Use the esxtop command-line utility to periodically monitor the CPU and memory usage of individual hosts and their VMs. The esxtop utility provides a detailed look at how ESX uses resources in real time.
Here are some examples and guidelines for interpreting host-related esxtop data:
If the load average on the first line of the esxtop CPU panel is equal to the number of physical processors in the system, the host is overloaded.
If the usage percentage for the physical CPUs on the PCPU line (PCPU USED(%)) is 90% or greater, the CPUs are approaching an overloaded condition.
Here are some examples and guidelines for interpreting VM-related esxtop data:
High values for ready wait (%RDY) and %CSTP indicate contention for CPU. %RDY should be less than 10%-15% per vCPU. %CSTP should be less than 5% per vCPU.
VMs with a high %CSTP might indicate that they have more vCPUs than required. For an IP Availability ManagerVM with four vCPUs and a high %CSTP, consider reducing the vCPUs to two.

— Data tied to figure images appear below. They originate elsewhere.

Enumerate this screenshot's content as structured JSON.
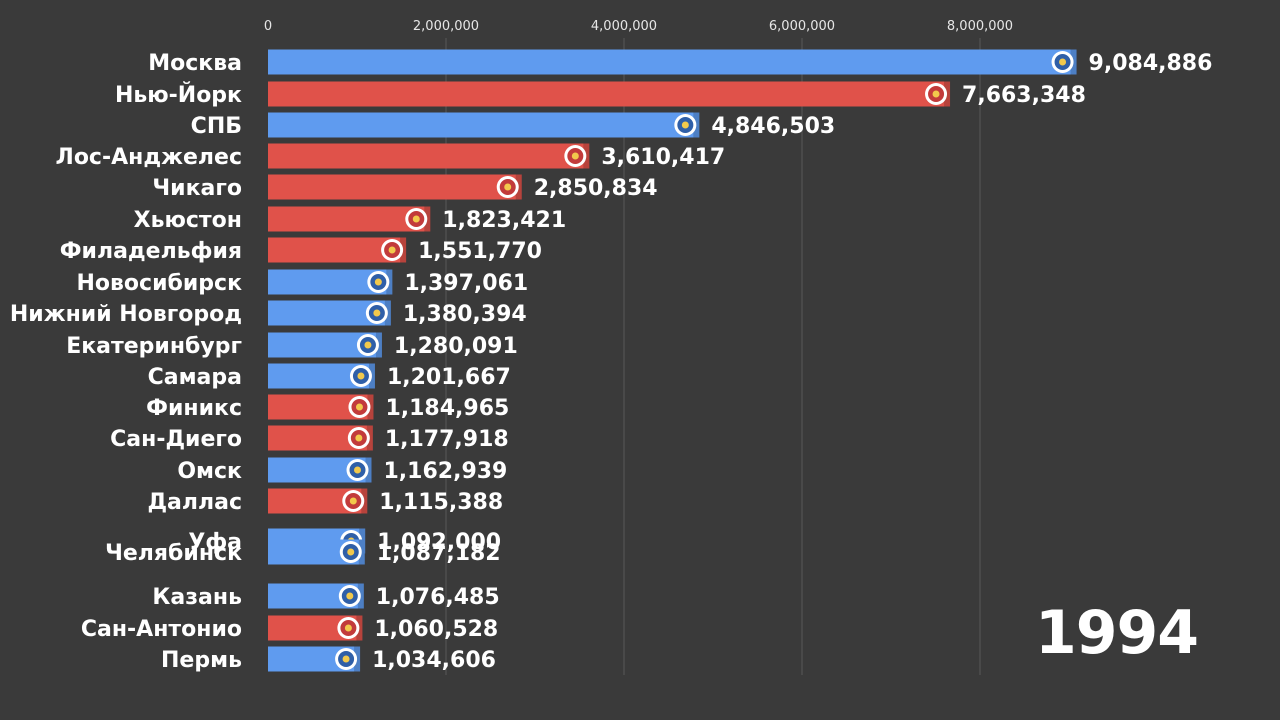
{
  "chart_data": {
    "type": "bar",
    "orientation": "horizontal",
    "x_ticks": [
      0,
      2000000,
      4000000,
      6000000,
      8000000
    ],
    "x_tick_labels": [
      "0",
      "2,000,000",
      "4,000,000",
      "6,000,000",
      "8,000,000"
    ],
    "xlim": [
      0,
      10000000
    ],
    "grid": true,
    "colors": {
      "russia": "#5f9bef",
      "usa": "#e0524a",
      "background": "#3a3a3a",
      "text": "#ffffff",
      "grid": "#4e4e4e"
    },
    "bars": [
      {
        "label": "Москва",
        "value": 9084886,
        "value_label": "9,084,886",
        "group": "russia",
        "emblem": "moscow-emblem-icon"
      },
      {
        "label": "Нью-Йорк",
        "value": 7663348,
        "value_label": "7,663,348",
        "group": "usa",
        "emblem": "new-york-flag-icon"
      },
      {
        "label": "СПБ",
        "value": 4846503,
        "value_label": "4,846,503",
        "group": "russia",
        "emblem": "spb-flag-icon"
      },
      {
        "label": "Лос-Анджелес",
        "value": 3610417,
        "value_label": "3,610,417",
        "group": "usa",
        "emblem": "los-angeles-seal-icon"
      },
      {
        "label": "Чикаго",
        "value": 2850834,
        "value_label": "2,850,834",
        "group": "usa",
        "emblem": "chicago-flag-icon"
      },
      {
        "label": "Хьюстон",
        "value": 1823421,
        "value_label": "1,823,421",
        "group": "usa",
        "emblem": "houston-flag-icon"
      },
      {
        "label": "Филадельфия",
        "value": 1551770,
        "value_label": "1,551,770",
        "group": "usa",
        "emblem": "philadelphia-flag-icon"
      },
      {
        "label": "Новосибирск",
        "value": 1397061,
        "value_label": "1,397,061",
        "group": "russia",
        "emblem": "novosibirsk-emblem-icon"
      },
      {
        "label": "Нижний Новгород",
        "value": 1380394,
        "value_label": "1,380,394",
        "group": "russia",
        "emblem": "nizhny-novgorod-emblem-icon"
      },
      {
        "label": "Екатеринбург",
        "value": 1280091,
        "value_label": "1,280,091",
        "group": "russia",
        "emblem": "yekaterinburg-emblem-icon"
      },
      {
        "label": "Самара",
        "value": 1201667,
        "value_label": "1,201,667",
        "group": "russia",
        "emblem": "samara-flag-icon"
      },
      {
        "label": "Финикс",
        "value": 1184965,
        "value_label": "1,184,965",
        "group": "usa",
        "emblem": "phoenix-flag-icon"
      },
      {
        "label": "Сан-Диего",
        "value": 1177918,
        "value_label": "1,177,918",
        "group": "usa",
        "emblem": "san-diego-flag-icon"
      },
      {
        "label": "Омск",
        "value": 1162939,
        "value_label": "1,162,939",
        "group": "russia",
        "emblem": "omsk-emblem-icon"
      },
      {
        "label": "Даллас",
        "value": 1115388,
        "value_label": "1,115,388",
        "group": "usa",
        "emblem": "dallas-flag-icon"
      },
      {
        "label": "Уфа",
        "value": 1092000,
        "value_label": "1,092,000",
        "group": "russia",
        "emblem": "ufa-emblem-icon"
      },
      {
        "label": "Челябинск",
        "value": 1087182,
        "value_label": "1,087,182",
        "group": "russia",
        "emblem": "chelyabinsk-emblem-icon"
      },
      {
        "label": "Казань",
        "value": 1076485,
        "value_label": "1,076,485",
        "group": "russia",
        "emblem": "kazan-emblem-icon"
      },
      {
        "label": "Сан-Антонио",
        "value": 1060528,
        "value_label": "1,060,528",
        "group": "usa",
        "emblem": "san-antonio-flag-icon"
      },
      {
        "label": "Пермь",
        "value": 1034606,
        "value_label": "1,034,606",
        "group": "russia",
        "emblem": "perm-emblem-icon"
      }
    ],
    "year": "1994"
  }
}
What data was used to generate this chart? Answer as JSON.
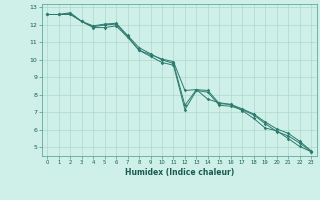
{
  "xlabel": "Humidex (Indice chaleur)",
  "xlim": [
    -0.5,
    23.5
  ],
  "ylim": [
    4.5,
    13.2
  ],
  "yticks": [
    5,
    6,
    7,
    8,
    9,
    10,
    11,
    12,
    13
  ],
  "xticks": [
    0,
    1,
    2,
    3,
    4,
    5,
    6,
    7,
    8,
    9,
    10,
    11,
    12,
    13,
    14,
    15,
    16,
    17,
    18,
    19,
    20,
    21,
    22,
    23
  ],
  "line_color": "#2d7a6e",
  "bg_color": "#cef0e8",
  "grid_color": "#b0d8ce",
  "series1_x": [
    0,
    1,
    2,
    3,
    4,
    5,
    6,
    7,
    8,
    9,
    10,
    11,
    12,
    13,
    14,
    15,
    16,
    17,
    18,
    19,
    20,
    21,
    22,
    23
  ],
  "series1_y": [
    12.6,
    12.6,
    12.7,
    12.2,
    11.9,
    12.0,
    12.05,
    11.35,
    10.55,
    10.3,
    10.05,
    9.9,
    8.25,
    8.3,
    7.75,
    7.55,
    7.45,
    7.1,
    6.65,
    6.1,
    5.95,
    5.5,
    5.05,
    4.75
  ],
  "series2_x": [
    0,
    1,
    2,
    3,
    4,
    5,
    6,
    7,
    8,
    9,
    10,
    11,
    12,
    13,
    14,
    15,
    16,
    17,
    18,
    19,
    20,
    21,
    22,
    23
  ],
  "series2_y": [
    12.6,
    12.6,
    12.65,
    12.2,
    11.95,
    12.05,
    12.1,
    11.4,
    10.7,
    10.35,
    10.0,
    9.8,
    7.4,
    8.3,
    8.25,
    7.5,
    7.45,
    7.2,
    6.9,
    6.45,
    6.05,
    5.8,
    5.35,
    4.8
  ],
  "series3_x": [
    0,
    1,
    2,
    3,
    4,
    5,
    6,
    7,
    8,
    9,
    10,
    11,
    12,
    13,
    14,
    15,
    16,
    17,
    18,
    19,
    20,
    21,
    22,
    23
  ],
  "series3_y": [
    12.6,
    12.6,
    12.6,
    12.2,
    11.85,
    11.85,
    11.95,
    11.3,
    10.55,
    10.2,
    9.85,
    9.7,
    7.15,
    8.25,
    8.15,
    7.4,
    7.35,
    7.15,
    6.85,
    6.35,
    5.9,
    5.65,
    5.25,
    4.75
  ]
}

Also, check the esxtop data for memory ballooning and swapping. (In the CPU panel, check the swap wait %SWPWT value; in the Memory panel, check the MCTLTGT (MB) value, the SWCUR (MB) value, and other balloon- and swap-related lines.) Swapping can be avoided in a VM by reserving memory for the VM that is at least equal in size to the VM’s active working set.